Laying out the high, average and low multiples for each franchise in the luxury and non-luxury segments for the quarter, the Kerrigan Quarterly Blue Sky Report offers a detailed view of public and private company dealership acquisition activity. In addition to the sharp spike in selling, the report found that that blue sky pricing remains high for most franchises and that the market has established a pricing floor.
“As anticipated, an increase in the number of sellers coming to market has led to a major uptick in buy/sell activity,” said Erin Kerrigan, founder and managing director of Kerrigan Advisors. “We attribute this to high blue sky prices, buyer demand for dealerships and a slowdown in dealership profit growth, meaning sellers are concerned about missing the market and want to ensure they exit on top.
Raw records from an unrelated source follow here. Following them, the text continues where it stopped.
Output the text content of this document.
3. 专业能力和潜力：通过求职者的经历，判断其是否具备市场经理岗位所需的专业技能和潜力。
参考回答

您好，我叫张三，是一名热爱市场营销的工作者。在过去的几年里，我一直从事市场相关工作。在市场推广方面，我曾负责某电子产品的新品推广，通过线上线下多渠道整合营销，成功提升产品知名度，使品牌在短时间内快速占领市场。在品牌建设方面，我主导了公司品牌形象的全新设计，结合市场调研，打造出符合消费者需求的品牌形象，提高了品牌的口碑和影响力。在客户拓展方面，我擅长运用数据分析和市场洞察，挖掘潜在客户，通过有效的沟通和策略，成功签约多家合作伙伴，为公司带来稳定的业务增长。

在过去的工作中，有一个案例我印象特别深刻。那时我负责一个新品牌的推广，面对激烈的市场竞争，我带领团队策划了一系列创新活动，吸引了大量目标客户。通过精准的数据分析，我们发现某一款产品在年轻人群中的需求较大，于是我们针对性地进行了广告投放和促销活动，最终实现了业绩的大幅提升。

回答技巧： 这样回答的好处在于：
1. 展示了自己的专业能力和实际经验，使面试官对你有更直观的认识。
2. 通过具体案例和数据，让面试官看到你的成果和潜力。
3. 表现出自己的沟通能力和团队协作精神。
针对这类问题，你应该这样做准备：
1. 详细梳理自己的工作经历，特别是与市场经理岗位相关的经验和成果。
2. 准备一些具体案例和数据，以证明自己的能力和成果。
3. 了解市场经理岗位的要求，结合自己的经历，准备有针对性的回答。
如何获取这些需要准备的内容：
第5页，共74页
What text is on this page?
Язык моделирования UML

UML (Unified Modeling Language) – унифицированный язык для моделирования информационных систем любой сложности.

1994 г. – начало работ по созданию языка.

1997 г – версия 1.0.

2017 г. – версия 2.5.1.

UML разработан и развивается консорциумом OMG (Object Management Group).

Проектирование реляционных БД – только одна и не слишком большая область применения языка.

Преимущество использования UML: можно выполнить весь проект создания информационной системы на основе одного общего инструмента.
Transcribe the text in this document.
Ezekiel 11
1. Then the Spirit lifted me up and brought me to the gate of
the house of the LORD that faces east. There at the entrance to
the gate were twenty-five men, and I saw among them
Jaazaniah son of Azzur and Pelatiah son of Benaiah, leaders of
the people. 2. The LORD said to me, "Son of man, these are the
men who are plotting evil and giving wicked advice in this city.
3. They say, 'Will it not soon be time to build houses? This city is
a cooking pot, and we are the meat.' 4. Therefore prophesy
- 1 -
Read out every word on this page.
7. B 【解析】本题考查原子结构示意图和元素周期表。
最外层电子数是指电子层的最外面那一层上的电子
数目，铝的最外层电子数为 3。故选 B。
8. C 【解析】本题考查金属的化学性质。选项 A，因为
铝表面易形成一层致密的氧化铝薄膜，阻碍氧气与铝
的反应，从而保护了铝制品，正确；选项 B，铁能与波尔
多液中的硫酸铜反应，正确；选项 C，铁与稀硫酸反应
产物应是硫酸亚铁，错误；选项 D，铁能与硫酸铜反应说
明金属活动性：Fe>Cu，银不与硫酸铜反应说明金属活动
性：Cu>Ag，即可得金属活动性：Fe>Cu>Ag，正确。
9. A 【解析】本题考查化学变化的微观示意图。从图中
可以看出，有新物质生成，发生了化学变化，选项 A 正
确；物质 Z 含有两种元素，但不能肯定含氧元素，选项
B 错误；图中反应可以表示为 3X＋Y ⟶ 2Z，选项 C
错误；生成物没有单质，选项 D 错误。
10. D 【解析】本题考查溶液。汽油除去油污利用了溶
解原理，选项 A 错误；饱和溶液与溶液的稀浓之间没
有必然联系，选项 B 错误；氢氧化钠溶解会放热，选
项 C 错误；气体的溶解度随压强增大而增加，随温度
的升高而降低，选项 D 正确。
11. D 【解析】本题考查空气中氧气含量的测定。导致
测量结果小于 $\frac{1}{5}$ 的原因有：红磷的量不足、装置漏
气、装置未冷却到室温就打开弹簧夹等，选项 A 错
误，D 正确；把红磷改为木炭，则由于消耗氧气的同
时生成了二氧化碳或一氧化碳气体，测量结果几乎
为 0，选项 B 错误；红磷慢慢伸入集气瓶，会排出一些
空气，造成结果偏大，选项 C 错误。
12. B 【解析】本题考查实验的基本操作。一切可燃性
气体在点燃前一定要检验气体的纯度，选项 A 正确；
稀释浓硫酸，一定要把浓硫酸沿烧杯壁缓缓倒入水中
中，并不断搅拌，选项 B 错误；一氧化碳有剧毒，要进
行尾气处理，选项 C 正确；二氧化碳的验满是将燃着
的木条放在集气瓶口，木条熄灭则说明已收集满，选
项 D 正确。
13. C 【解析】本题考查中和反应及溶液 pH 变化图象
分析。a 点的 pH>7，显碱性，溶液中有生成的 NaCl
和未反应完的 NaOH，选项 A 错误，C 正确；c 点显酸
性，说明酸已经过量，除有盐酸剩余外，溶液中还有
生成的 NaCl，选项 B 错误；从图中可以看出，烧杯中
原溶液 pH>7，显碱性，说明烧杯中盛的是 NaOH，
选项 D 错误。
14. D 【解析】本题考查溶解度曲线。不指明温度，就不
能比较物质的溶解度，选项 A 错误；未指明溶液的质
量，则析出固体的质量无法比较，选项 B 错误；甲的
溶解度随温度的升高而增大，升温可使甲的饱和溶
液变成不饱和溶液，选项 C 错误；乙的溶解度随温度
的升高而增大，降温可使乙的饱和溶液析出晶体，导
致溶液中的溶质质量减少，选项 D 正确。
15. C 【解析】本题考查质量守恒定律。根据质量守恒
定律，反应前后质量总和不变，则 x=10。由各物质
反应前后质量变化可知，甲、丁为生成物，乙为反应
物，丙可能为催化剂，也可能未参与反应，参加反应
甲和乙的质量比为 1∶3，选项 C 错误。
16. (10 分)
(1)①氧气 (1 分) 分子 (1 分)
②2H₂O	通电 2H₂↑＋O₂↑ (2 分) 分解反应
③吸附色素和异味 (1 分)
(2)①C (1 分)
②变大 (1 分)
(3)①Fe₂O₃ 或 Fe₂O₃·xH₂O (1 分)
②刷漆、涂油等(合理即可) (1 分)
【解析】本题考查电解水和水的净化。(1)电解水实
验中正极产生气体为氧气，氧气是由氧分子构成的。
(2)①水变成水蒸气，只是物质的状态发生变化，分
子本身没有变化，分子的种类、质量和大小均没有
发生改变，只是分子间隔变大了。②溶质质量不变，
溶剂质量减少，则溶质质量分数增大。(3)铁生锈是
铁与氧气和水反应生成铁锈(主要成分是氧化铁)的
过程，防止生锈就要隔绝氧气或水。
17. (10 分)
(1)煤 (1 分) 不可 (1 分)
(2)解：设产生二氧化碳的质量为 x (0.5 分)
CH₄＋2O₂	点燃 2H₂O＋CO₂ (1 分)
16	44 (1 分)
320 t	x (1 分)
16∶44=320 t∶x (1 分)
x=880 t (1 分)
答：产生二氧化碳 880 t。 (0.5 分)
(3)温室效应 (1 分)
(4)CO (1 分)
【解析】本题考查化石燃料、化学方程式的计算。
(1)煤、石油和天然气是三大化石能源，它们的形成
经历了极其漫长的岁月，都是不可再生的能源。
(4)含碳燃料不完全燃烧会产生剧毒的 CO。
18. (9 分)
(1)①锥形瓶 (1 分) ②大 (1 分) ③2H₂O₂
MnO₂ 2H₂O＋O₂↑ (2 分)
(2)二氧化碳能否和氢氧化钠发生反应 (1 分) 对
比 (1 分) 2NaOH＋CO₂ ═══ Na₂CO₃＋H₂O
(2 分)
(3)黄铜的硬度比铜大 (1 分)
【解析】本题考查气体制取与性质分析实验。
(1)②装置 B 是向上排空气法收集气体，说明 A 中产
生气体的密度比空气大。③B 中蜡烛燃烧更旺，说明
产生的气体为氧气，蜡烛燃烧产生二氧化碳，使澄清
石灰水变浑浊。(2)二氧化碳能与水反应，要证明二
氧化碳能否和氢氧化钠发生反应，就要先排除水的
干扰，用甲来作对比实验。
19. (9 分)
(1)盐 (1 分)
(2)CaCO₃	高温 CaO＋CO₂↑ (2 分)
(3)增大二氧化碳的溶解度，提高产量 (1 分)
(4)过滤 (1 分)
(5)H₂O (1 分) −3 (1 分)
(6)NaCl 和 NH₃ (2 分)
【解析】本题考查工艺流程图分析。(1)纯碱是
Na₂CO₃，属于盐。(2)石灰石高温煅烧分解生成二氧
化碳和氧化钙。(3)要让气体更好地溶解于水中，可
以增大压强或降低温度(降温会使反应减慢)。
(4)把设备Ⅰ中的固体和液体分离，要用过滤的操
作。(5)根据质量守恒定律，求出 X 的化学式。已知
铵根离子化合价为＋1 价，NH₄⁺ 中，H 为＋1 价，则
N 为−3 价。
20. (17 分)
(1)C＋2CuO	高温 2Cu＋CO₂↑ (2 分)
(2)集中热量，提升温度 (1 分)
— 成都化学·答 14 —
“Private companies continued to dominate the market in quarter one, although public company activity rose slightly during the quarter and will likely continue to pick up after the announcement of Lithia’s acquisition of DCH,” she added. “The publics, however, are being very disciplined with their capital allocation. If they believe the better investment is their own stock, they are choosing a stock buyback over an acquisition. In the first quarter, collectively, they chose to spend 70% more on their own stock than on U.S. acquisitions.”
The firm found that buy/sell activity increased 60% in the first quarter and that more sellers are coming to market to capitalize on high blue sky values that may fade as earning growth slows. Blue sky values remain at elevated levels as dealership earnings continue to grow, albeit more slowly; and multiples remain high or reach higher levels.
The multiples for Honda, Toyota, BMW, Mercedes, Lexus and Porsche have increased since 2013, the report noted. As competition for auto retail market share heats up, buyers are placing an even higher premium on these franchises. And with the average dealership earning an annual 28% return on equity, few dealers are willing to sell their franchises for less than a 3x blue sky multiple in today’s market.
“While the future continues to look rosy for dealership acquisitions, we will likely start to see some negative shifts as increasing competition for car sales brings blue sky winners and losers,” Kerrigan concluded.